Amelia Beauclerc – The Castle of Tariffa

Bridget Bluemantle – The Vindictive Spirit

Maria Edgeworth – The Absentee

Grimm’s Fairy Tales, volume 1

Charles Robert Maturin – The Milesian Chief

Henrietta Rouviere Mosse – Arrivals from India

Rebecca Rush – Kelroy

George Soane – The Eve of San Marco

Louisa Stanhope – The Confessional of Valombre

Elizabeth Thomas – The Vindictive Spirit

Jane West – The Loyalists: An Historical Novel

[West is quite conservative. While this novel attacks the American Revolution, she has published other books attacking the French Revolution, atheism and Mary Wollstonecraft’s Vindication of the Rights of Women.]
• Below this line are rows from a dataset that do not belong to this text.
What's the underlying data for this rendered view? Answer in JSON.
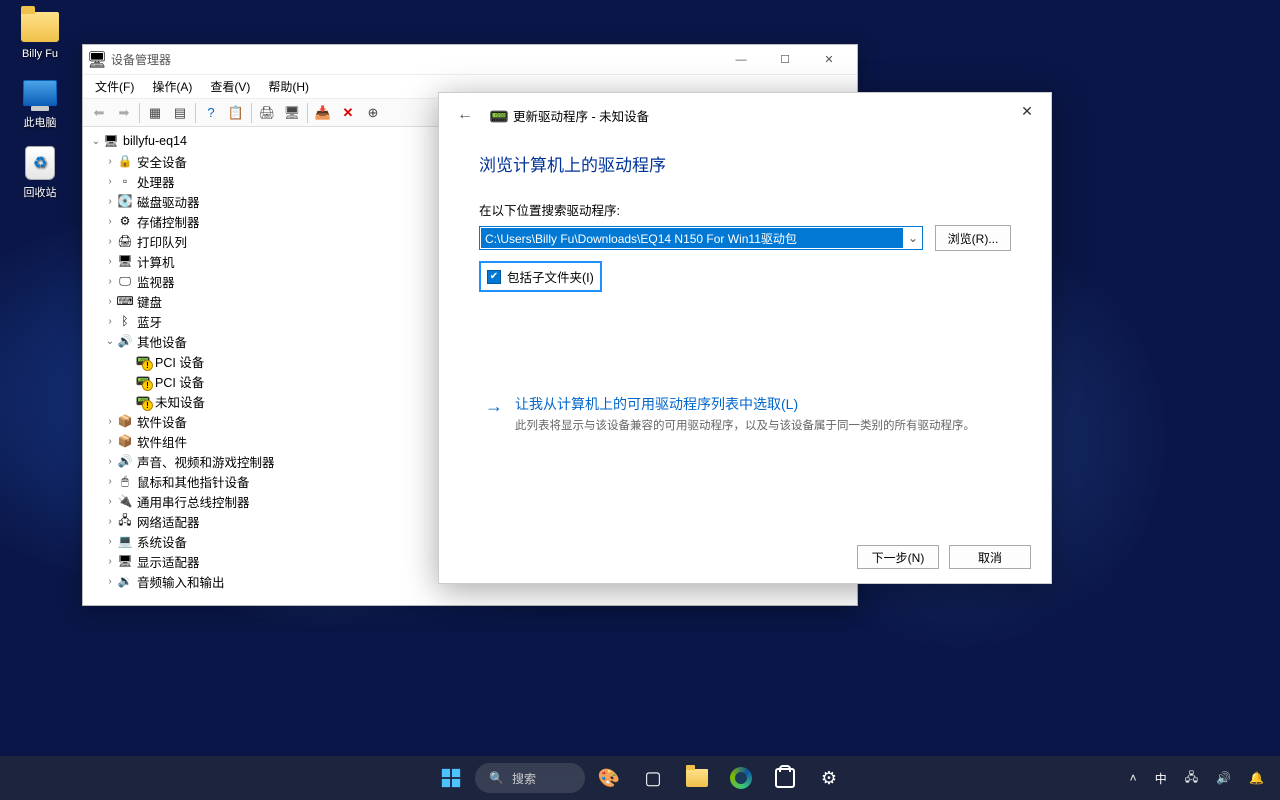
{
  "desktop": {
    "icons": [
      {
        "label": "Billy Fu",
        "type": "folder"
      },
      {
        "label": "此电脑",
        "type": "pc"
      },
      {
        "label": "回收站",
        "type": "bin"
      }
    ]
  },
  "devmgr": {
    "title": "设备管理器",
    "menu": {
      "file": "文件(F)",
      "action": "操作(A)",
      "view": "查看(V)",
      "help": "帮助(H)"
    },
    "root": "billyfu-eq14",
    "categories": [
      {
        "label": "安全设备",
        "icon": "🔒"
      },
      {
        "label": "处理器",
        "icon": "▫"
      },
      {
        "label": "磁盘驱动器",
        "icon": "💽"
      },
      {
        "label": "存储控制器",
        "icon": "⚙"
      },
      {
        "label": "打印队列",
        "icon": "🖨"
      },
      {
        "label": "计算机",
        "icon": "🖥"
      },
      {
        "label": "监视器",
        "icon": "🖵"
      },
      {
        "label": "键盘",
        "icon": "⌨"
      },
      {
        "label": "蓝牙",
        "icon": "ᛒ"
      }
    ],
    "other_devices": {
      "label": "其他设备",
      "children": [
        {
          "label": "PCI 设备"
        },
        {
          "label": "PCI 设备"
        },
        {
          "label": "未知设备"
        }
      ]
    },
    "categories2": [
      {
        "label": "软件设备",
        "icon": "📦"
      },
      {
        "label": "软件组件",
        "icon": "📦"
      },
      {
        "label": "声音、视频和游戏控制器",
        "icon": "🔊"
      },
      {
        "label": "鼠标和其他指针设备",
        "icon": "🖱"
      },
      {
        "label": "通用串行总线控制器",
        "icon": "🔌"
      },
      {
        "label": "网络适配器",
        "icon": "🖧"
      },
      {
        "label": "系统设备",
        "icon": "💻"
      },
      {
        "label": "显示适配器",
        "icon": "🖥"
      },
      {
        "label": "音频输入和输出",
        "icon": "🔉"
      }
    ]
  },
  "driverdlg": {
    "header": "更新驱动程序 - 未知设备",
    "title": "浏览计算机上的驱动程序",
    "search_label": "在以下位置搜索驱动程序:",
    "path": "C:\\Users\\Billy Fu\\Downloads\\EQ14 N150 For Win11驱动包",
    "browse": "浏览(R)...",
    "include_sub": "包括子文件夹(I)",
    "list_option_title": "让我从计算机上的可用驱动程序列表中选取(L)",
    "list_option_desc": "此列表将显示与该设备兼容的可用驱动程序，以及与该设备属于同一类别的所有驱动程序。",
    "next": "下一步(N)",
    "cancel": "取消"
  },
  "taskbar": {
    "search_placeholder": "搜索",
    "ime": "中"
  }
}
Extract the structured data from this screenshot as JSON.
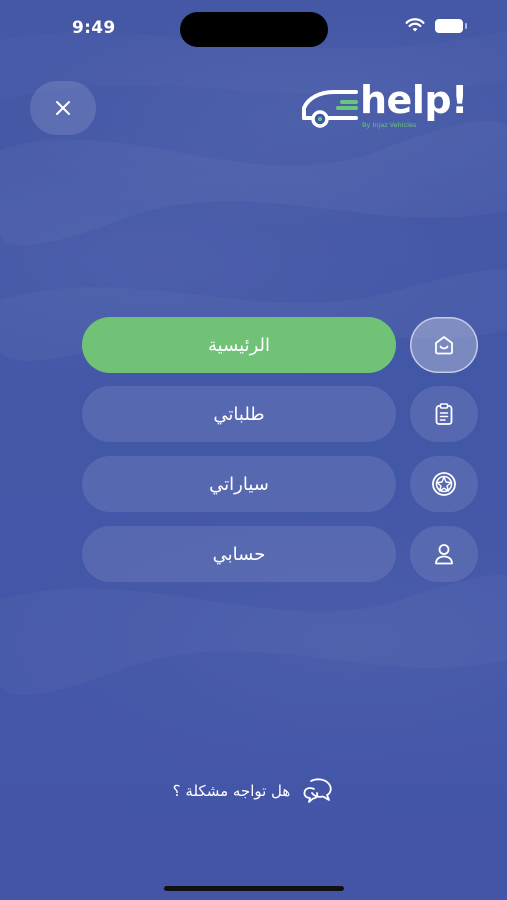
{
  "status_bar": {
    "time": "9:49",
    "icons": [
      "signal-icon",
      "wifi-icon",
      "battery-icon"
    ]
  },
  "header": {
    "close_icon": "close-icon",
    "logo": {
      "text": "help!",
      "subtext": "By Injaz Vehicles",
      "icon": "car-icon"
    }
  },
  "menu": {
    "items": [
      {
        "label": "الرئيسية",
        "icon": "home-icon",
        "active": true
      },
      {
        "label": "طلباتي",
        "icon": "clipboard-icon",
        "active": false
      },
      {
        "label": "سياراتي",
        "icon": "wheel-icon",
        "active": false
      },
      {
        "label": "حسابي",
        "icon": "user-icon",
        "active": false
      }
    ]
  },
  "help": {
    "label": "هل تواجه مشكلة ؟",
    "icon": "chat-bubbles-icon"
  },
  "colors": {
    "background": "#4357a7",
    "active_pill": "#6fc276",
    "logo_accent": "#6cc57c",
    "text": "#ffffff"
  }
}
Johann David Wyss – The Swiss Family Robinson

John Galt – Cursory Reflections on Political and Commercial Topics

Georg Wilhelm Friedrich Hegel – Die objektive Logik

John Nichols – The Literary Anecdotes of the 18th Century, volume 1

Percy Bysshe Shelley – Declaration of Rights

Percy Bysshe Shelley – The Devil’s Walk: A Ballad

Anna Laetitia Barbauld – Eighteen Hundred and Eleven

[With this book which criticizes the British war against Napoleon, Barbauld ruins her career and suffers social ostracism.]

James Kirke Paulding – The Diverting History of John Bull and Brother Jonathan [The book makes great sport of British politics and manners.]

John Melish – Travels in the United States

 In the backwoods of Kentucky, a youngster who will become a life-long avid reader turns 3 years of age. His name is Abraham Lincoln. He will love the novels of Charles Dickens.